Jumlah itu tersebar di sejumlah wilayah. Vaksinasi booster hanya akan diberikan kepada kabupaten/kota yang capaian vaksinasinya telah memenuhi kriteria 70 persen dosis pertama dan 60 persen dosis kedua.
“Ada 244 kabupaten kota yang sudah memenuhi kriteria tersebut,” kata Menteri Kesehatan Budi Gunadi Sadikin.
Budi mengaku, untuk kebutuhan vaksinasi booster, pemerintah telah mengamankan stok sekitar 113 juta dosis vaksin dari total kebutuhan 230 juta dosis.
Untuk jenis vaksin yang akan digunakan, pemerintah masih menunggu rekomendasi Indonesian Technical Advisory Group on Immunization (ITAGI) dan Badan Pengawas Obat dan Makanan (BPOM).
Sejauh ini Badan POM telah melakukan registrasi terhadap lima vaksin yang akan digunakan sebagai vaksin booster. Kelima merek vaksin tersebut yaitu Pfizer, AstraZeneca, Coronavac/Vaksin PT Bio Farma, Zifivax, dan Sinopharm.
Menurut Kepala Badan POM Penny K Lukito, sejumlah vaksin COVID-19 masih harus dilengkapi datanya dengan melakukan uji klinik. Uji klinik tersebut dilakukan untuk jenis vaksin berbeda yang digunakan dalam vaksin pertama dan kedua atau heterologus dan vaksin jenis yang sama atau homologus.
Menurut Food and Drug Administration (Badan Pengawas Makanan dan Obat, Amerika Serikat), efek samping yang paling sering dialami, oleh individu yang mendapatkan vaksin booster adalah rasa sakit, kemerahan dan bengkak di tempat suntikan, kelelahan, sakit kepala, panas dingin, hingga nyeri otot atau sendi.
Pertanyaannya, mengapa vaksin booster diperlukan? Dua alasan ini bisa menjawab pertanyaan itu. Pertama karena kekebalan tubuh berkurang seiring waktu. Kedua, karena adanya varian virus.

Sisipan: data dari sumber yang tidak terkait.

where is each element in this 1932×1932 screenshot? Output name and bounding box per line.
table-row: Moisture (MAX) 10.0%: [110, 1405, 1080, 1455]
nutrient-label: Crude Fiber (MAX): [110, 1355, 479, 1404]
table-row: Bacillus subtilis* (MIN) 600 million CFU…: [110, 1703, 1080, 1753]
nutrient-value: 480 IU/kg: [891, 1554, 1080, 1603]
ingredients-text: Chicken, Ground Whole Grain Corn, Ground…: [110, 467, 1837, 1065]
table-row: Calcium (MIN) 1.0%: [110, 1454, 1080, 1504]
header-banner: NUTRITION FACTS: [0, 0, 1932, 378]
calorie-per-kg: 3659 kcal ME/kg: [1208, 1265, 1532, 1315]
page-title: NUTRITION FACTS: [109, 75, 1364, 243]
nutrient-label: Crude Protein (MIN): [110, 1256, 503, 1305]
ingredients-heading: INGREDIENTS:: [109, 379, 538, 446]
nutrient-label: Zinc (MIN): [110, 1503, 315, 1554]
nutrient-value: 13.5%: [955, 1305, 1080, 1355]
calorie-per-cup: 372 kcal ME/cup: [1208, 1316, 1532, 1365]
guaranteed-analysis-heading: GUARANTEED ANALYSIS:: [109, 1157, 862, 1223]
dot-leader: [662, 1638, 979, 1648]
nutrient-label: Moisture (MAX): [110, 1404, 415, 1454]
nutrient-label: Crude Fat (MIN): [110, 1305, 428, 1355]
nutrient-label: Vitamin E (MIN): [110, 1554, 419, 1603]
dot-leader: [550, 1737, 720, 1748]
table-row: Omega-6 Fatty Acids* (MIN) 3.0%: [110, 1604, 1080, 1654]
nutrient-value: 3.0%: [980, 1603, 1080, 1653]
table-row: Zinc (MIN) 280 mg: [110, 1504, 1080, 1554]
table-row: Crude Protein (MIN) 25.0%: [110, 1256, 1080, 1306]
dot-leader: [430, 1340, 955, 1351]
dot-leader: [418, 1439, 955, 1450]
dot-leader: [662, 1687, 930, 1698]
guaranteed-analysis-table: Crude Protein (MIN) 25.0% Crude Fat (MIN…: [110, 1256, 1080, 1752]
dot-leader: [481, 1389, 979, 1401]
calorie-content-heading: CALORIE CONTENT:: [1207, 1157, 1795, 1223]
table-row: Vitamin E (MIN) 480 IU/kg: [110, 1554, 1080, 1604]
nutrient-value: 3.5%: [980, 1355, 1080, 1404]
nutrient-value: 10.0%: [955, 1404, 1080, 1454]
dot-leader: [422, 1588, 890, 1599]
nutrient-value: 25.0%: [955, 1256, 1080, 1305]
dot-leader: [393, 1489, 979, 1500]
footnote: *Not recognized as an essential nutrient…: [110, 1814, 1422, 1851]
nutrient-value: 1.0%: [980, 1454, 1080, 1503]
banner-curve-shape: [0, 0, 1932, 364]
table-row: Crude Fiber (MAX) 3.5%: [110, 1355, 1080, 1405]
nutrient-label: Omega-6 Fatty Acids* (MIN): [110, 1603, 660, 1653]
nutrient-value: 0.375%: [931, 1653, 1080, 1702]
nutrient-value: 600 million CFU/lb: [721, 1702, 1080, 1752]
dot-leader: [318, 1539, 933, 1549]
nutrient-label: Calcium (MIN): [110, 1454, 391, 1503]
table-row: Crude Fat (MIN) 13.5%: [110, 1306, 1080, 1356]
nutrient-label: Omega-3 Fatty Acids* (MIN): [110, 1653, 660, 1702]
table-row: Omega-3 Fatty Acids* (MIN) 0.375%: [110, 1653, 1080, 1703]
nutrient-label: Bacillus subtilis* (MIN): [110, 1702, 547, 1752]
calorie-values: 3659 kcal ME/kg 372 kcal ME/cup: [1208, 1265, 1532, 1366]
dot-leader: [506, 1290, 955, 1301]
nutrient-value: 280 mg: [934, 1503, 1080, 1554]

Beberapa varian virus COVID-19 telah berevolusi untuk menghindari beberapa bagian dari respons imun kita. Meski demikian, virus tidak dapat menghindari seluruh bagiannya.

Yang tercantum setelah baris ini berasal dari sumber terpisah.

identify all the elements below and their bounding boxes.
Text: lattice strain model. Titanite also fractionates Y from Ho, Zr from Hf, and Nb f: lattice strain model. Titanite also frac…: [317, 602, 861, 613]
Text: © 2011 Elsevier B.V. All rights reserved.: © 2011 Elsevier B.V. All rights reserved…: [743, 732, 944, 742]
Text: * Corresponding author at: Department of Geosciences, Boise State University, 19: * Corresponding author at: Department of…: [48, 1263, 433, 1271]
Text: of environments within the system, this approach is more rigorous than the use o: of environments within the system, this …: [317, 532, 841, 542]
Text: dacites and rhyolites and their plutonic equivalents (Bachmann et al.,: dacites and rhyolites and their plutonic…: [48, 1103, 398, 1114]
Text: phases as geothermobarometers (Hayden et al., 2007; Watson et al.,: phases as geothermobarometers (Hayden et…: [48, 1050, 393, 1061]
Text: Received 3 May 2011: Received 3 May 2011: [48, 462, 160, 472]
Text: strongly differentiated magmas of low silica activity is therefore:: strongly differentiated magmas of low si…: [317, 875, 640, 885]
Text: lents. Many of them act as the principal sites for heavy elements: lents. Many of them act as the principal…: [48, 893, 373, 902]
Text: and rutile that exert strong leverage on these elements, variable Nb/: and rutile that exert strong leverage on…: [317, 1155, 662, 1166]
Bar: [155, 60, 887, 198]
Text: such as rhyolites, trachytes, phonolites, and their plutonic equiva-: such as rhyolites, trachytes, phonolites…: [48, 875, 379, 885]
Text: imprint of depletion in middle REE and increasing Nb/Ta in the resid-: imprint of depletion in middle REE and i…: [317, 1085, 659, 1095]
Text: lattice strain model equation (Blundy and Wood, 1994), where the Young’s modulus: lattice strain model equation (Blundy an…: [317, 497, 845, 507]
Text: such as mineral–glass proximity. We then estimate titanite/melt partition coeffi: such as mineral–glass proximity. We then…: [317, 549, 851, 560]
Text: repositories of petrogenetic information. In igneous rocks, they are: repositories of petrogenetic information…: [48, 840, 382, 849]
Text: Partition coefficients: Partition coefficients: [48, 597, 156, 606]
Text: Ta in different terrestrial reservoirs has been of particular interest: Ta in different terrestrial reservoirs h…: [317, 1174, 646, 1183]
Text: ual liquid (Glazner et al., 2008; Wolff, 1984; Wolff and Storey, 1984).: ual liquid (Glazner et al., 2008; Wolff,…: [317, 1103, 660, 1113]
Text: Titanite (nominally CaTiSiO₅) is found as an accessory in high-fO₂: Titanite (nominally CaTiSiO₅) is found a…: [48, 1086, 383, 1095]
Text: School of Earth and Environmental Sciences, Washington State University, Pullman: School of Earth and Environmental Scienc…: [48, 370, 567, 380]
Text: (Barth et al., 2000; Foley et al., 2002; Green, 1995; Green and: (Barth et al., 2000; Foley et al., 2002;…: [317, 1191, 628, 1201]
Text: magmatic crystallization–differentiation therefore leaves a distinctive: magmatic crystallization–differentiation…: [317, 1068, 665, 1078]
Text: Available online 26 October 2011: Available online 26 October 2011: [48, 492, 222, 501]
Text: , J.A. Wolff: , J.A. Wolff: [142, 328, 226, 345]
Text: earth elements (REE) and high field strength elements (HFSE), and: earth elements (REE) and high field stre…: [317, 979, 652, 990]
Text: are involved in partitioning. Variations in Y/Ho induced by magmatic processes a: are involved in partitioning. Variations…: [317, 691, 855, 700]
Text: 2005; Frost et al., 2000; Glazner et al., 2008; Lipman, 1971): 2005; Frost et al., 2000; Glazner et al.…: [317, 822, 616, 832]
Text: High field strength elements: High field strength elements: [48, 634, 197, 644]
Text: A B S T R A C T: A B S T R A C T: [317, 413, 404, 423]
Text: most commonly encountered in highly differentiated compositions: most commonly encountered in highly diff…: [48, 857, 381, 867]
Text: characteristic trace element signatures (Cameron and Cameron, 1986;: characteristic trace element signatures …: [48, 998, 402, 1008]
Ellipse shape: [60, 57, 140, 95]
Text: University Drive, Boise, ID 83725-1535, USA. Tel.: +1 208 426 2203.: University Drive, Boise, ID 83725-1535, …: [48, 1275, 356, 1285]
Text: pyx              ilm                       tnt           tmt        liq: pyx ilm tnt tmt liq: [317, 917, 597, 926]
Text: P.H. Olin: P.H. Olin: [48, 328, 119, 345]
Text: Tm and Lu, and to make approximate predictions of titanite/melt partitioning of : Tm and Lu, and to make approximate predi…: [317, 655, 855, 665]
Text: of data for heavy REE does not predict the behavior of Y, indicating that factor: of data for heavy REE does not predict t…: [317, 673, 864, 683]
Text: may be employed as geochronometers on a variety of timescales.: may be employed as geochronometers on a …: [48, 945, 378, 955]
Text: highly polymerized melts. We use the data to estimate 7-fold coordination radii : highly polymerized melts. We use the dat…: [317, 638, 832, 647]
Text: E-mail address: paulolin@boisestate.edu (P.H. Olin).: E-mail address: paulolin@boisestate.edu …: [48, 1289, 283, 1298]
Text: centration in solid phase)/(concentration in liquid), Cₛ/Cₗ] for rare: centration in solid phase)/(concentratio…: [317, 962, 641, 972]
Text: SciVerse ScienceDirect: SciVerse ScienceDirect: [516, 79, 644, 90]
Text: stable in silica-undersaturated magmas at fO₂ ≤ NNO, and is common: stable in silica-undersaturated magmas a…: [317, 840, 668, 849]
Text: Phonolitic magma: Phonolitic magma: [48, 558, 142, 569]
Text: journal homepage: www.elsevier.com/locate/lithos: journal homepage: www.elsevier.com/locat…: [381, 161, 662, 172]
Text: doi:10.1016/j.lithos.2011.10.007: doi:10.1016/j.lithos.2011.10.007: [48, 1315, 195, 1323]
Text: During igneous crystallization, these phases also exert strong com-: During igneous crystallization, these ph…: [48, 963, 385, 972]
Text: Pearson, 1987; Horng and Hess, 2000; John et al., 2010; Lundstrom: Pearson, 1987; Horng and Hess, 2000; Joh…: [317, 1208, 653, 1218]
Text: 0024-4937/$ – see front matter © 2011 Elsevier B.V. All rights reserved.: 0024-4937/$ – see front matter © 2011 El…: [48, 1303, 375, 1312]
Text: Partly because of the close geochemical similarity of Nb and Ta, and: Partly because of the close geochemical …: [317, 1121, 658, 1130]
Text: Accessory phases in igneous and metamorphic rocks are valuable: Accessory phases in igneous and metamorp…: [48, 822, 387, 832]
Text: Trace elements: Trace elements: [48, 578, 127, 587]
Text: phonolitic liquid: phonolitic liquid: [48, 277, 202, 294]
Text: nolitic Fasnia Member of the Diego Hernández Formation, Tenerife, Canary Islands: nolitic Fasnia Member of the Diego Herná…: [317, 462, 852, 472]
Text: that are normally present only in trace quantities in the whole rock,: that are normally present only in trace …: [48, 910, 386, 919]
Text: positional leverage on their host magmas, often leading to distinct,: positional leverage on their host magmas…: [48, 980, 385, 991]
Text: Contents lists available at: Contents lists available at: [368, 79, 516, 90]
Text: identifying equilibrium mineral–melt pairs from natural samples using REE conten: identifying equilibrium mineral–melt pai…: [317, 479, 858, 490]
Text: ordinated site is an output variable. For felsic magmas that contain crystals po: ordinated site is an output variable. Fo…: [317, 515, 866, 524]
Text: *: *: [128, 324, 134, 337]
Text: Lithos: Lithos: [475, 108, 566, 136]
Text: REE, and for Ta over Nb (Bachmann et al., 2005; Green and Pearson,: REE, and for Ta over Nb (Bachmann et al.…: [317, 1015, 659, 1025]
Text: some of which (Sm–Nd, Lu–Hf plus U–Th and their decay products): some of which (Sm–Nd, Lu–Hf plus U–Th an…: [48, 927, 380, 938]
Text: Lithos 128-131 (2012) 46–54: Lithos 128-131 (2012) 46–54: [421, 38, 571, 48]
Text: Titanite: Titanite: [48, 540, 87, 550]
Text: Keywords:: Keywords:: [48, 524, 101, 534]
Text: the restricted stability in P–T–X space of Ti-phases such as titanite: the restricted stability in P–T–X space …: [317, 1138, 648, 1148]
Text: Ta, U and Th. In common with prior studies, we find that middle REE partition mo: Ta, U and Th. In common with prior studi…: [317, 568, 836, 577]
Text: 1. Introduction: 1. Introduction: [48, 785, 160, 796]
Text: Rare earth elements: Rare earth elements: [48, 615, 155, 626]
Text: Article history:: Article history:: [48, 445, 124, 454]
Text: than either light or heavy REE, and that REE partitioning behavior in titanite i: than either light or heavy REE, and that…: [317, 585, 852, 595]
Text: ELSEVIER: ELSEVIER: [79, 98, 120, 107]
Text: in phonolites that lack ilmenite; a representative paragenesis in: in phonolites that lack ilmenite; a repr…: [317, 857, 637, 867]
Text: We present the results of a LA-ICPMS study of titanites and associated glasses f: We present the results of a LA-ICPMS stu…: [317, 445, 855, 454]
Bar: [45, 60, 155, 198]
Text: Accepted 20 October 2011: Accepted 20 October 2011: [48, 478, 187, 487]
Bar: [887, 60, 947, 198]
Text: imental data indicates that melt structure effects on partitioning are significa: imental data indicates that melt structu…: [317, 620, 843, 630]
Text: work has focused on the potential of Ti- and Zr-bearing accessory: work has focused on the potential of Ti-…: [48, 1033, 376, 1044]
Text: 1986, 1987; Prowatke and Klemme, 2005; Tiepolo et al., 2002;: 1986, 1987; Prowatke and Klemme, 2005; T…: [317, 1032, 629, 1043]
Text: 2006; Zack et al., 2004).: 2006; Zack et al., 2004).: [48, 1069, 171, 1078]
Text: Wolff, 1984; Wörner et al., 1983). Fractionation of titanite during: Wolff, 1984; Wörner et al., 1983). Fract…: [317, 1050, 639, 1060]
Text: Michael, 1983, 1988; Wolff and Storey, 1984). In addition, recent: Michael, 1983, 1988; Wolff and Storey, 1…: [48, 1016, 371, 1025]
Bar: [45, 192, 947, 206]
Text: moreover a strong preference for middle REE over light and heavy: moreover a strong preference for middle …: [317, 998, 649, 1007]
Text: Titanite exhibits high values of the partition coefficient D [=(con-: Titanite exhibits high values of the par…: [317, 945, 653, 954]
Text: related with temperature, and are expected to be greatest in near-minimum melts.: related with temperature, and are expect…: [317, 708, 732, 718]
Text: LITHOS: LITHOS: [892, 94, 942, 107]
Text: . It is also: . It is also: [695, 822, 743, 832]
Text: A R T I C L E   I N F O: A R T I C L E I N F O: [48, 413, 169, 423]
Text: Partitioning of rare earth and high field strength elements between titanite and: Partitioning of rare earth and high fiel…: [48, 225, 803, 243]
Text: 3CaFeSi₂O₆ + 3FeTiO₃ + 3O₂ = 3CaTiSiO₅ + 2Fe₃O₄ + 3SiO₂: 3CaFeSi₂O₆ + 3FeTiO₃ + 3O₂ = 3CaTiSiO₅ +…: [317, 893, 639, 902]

Jenis vaksin yang saat ini boleh dijadikan booster antara lain Sinovac, AstraZeneca, Pfizer dan Moderna. Vaksin Sinovac bisa diberikan setelah 6 bulan, Astrazeneca setelah 3 bulan, Pfizer setelah 8 bulan dan Moderna setelah 1 bulan.
WHO sendiri telah merekomendasikan agar orang dengan gangguan kekebalan tubuh dan para penerima vaksin dari virus COVID-19 yang dimatikan (inactivated vaccine) untuk segera mendapat booster. Dua contoh inactivated vaccine adalah vaksin Sinovac dan Sinopharm, yang digunakan secara luas di Indonesia.
Rekomendasi WHO yang muncul dari pertemuan Strategic Advisory Group of Experts (SAGE) baru-baru ini, diberikan seiring varian Omicron terus meluas ke berbagai negara.